Он встал, подошел к ней и обнял. Она была теплая, мягкая. Смахнув кусочек морковной кожуры, приставший к ее подбородку, он спросил:
— Может быть, я все-таки помогу?
Она взглянула на него — почти как раньше. Почти. Но вместо того чтобы поцеловать его или позволить ему поцеловать себя, вручила ему нож и пододвинула морковку:
— Порежь морковку для салата, ладно? Сможешь?

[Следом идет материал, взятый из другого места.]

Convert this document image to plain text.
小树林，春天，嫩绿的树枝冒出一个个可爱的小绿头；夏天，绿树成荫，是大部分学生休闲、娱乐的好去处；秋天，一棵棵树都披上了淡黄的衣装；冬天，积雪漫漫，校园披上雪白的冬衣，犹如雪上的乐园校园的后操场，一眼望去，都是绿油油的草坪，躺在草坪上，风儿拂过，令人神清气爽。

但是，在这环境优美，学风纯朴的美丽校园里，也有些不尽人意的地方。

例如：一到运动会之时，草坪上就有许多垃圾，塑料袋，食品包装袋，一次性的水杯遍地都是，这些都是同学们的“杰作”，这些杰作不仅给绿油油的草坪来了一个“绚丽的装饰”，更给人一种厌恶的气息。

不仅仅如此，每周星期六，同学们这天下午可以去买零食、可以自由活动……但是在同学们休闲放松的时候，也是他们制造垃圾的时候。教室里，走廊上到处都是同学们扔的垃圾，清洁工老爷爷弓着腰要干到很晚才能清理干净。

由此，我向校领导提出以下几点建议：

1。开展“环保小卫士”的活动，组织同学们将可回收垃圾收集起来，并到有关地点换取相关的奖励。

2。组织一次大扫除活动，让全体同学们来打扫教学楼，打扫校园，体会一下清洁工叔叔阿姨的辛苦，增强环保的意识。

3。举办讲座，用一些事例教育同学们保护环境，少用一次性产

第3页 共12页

— Смеешься? — Он был рад, что ему нашлось занятие. Хотелось отвлечься от мрачных мыслей. После ужина он поиграет с детьми и почитает. И может быть, забудет, что он полицейский, — хотя бы ненадолго.
Глава 5
Когда зазвонил телефон, Имке Тальхайм недовольно поморщилась. Момент для беседы был неподходящий, но не взять трубку она не могла. С тех пор как Ютта жила отдельно, она должна была постоянно находиться на связи. Мысль нанять секретаря ее пугала, поскольку ей трудно было бы смириться с присутствием в доме чужого человека.
Имке и домработницу, фрау Бергерхаузен, выносила с трудом. Слыша, как та шуршит по комнатам, она отвлекалась от работы. А еще фрау Бергерхаузен пела. Арии из опер и оперетт, которые знала на память бесчисленное множество. После нескольких бесед на эту тему она согласилась петь потише, хотя, по ее словам, пение было для нее главной отрадой в жизни.
Имке сохранила текст и сняла трубку:
— Тальхайм.
— Добрый день, фрау Тальхайм. Меня зовут Лило Канвайлер. Я заведую городской библиотекой Реллинхаузена, и мне бы хотелось пригласить вас на встречу с читателями. Наш ежегодный литературный фестиваль…
— Простите, что перебиваю, фрау?..
— Канвайлер.
— Да, фрау Канвайлер. Видите ли, я не занимаюсь организацией своих поездок. Не могли бы вы связаться с моим агентом? Это ее обязанность.
Но заведующая библиотекой стояла на своем. Она заявила, что раз дозвонилась до самой Имке, то нет нужды привлекать к этому делу агента. Последовало краткое препирательство. Кончилось тем, что Имке сердито бросила трубку и, вздохнув, повернулась обратно к компьютеру.
Издатели адресовали все предложения ее агенту. Но всегда находились такие, кто хотел сократить путь. Удивительно, как им удавалось достать ее телефон. «Слава требует жертв», — написала она и остановилась, пораженная глубоким смыслом этой фразы. Она так долго жаждала славы, и внезапно ее мечта осуществилась. Свою первую книгу — психологический триллер — она написала ради удовольствия, не имея литературных амбиций. Но ее заметили критики. О ней вдруг заговорили. Посыпались заказы, начались поездки, выступления. Ее приглашали на писательские конференции, радио и телевидение.
Имке Тальхайм. Собственное имя звучало в ее ушах как чужое, будто она гостьей жила в своем теле. Все это было не о ней, а о другой женщине, носившей ее имя. Эти два человека плохо в ней уживались, ибо она осталась все той же дисциплинированной Имке Тальхайм, которая с утра неизменно усаживалась за стол, чтобы написать несколько страниц, затем готовила обед для дочери, копалась в саду, вечером шла за покупками, стирала, гладила, убиралась в доме, а перед сном изредка что-нибудь читала, если оставалось время.